How Are Oceanic and Continental Crust Alike?
Continental and oceanic crust are both destroyed in subduction zones and lie atop Earth’s mantle, though they differ in thickness, density, age and chemical composition. A subduction zone is an area of Earth’s crust where tectonic plates meet.
The oceanic crust is thinner, denser and younger than the continental crust. It is the outermost layer of Earth’s lithosphere and is found under oceans. It is formed at divergent plate boundaries on oceanic ridges. The oceanic crust is about 4 miles thick and is composed of several layers of lavas made of basalt, diabese and gabbro. Oceanic crust can be aged up to 200 million years. Because oceanic plates are denser than the buoyant continental plates, they are the ones that sink, or subduct, when the two plates converge, according to the National Park Service.

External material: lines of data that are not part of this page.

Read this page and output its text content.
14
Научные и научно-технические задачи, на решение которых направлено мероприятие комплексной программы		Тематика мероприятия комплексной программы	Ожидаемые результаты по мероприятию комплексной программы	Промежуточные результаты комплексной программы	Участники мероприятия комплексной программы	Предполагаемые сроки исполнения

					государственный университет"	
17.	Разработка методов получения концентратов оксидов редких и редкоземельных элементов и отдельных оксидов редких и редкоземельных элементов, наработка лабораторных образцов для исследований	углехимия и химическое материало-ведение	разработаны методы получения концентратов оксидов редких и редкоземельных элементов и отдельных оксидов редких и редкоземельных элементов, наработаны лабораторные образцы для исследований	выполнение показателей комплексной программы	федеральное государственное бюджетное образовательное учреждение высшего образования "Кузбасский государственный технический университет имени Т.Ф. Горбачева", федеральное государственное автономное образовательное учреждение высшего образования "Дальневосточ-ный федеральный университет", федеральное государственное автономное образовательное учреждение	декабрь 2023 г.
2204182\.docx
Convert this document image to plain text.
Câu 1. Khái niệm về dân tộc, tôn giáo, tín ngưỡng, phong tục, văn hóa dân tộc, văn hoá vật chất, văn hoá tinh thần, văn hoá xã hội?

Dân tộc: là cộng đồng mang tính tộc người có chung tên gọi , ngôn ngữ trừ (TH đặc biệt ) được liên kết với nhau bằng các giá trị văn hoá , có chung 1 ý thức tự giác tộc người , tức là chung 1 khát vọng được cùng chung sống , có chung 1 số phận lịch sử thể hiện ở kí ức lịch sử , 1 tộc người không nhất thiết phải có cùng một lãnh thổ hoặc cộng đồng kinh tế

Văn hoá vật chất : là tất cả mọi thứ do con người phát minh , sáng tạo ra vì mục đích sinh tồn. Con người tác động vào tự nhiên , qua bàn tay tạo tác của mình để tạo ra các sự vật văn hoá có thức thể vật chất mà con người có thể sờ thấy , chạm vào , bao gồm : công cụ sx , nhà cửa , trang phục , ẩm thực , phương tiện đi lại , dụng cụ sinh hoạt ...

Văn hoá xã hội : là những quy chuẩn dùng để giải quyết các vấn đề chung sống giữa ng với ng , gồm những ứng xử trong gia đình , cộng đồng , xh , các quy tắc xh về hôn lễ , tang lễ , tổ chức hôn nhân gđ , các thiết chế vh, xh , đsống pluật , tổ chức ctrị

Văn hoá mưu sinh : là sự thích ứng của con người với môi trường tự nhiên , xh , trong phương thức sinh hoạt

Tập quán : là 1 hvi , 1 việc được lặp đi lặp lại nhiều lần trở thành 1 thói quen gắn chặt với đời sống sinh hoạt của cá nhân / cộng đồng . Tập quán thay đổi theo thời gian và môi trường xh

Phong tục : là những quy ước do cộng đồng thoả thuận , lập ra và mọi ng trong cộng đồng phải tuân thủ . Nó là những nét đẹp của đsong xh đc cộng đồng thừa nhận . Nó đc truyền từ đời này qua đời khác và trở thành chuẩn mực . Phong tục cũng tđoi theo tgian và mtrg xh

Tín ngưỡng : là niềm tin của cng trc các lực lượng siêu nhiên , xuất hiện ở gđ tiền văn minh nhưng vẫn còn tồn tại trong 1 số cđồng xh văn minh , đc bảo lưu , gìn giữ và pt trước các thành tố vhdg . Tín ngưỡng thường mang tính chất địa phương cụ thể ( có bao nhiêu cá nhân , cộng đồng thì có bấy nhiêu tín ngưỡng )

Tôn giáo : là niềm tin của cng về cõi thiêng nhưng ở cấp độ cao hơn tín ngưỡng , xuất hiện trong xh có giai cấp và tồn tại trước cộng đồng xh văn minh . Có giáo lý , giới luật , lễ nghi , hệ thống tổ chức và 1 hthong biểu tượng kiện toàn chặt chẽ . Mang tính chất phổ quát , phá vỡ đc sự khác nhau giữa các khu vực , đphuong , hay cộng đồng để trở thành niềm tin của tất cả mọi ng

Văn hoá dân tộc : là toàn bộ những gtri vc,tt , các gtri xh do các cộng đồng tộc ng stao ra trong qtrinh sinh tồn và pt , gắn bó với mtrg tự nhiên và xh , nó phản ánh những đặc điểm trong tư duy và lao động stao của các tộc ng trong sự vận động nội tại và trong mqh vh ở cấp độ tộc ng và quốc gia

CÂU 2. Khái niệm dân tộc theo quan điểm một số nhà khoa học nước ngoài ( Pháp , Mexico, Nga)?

Continental crust is about 22 miles thick and has a surface elevation of 3 miles above the ocean floor. The structure and origin of continental crust is more complex than that of oceanic crust. As oceanic plates subduct beneath continental plates, rock is scraped off the top of oceanic plates and built up, causing lateral growth of the continental crust. These subduction zones are often marked by volcanoes. The age of the continental crust is almost two billion years. The continental crust is composed of slightly less dense rock, such as granite.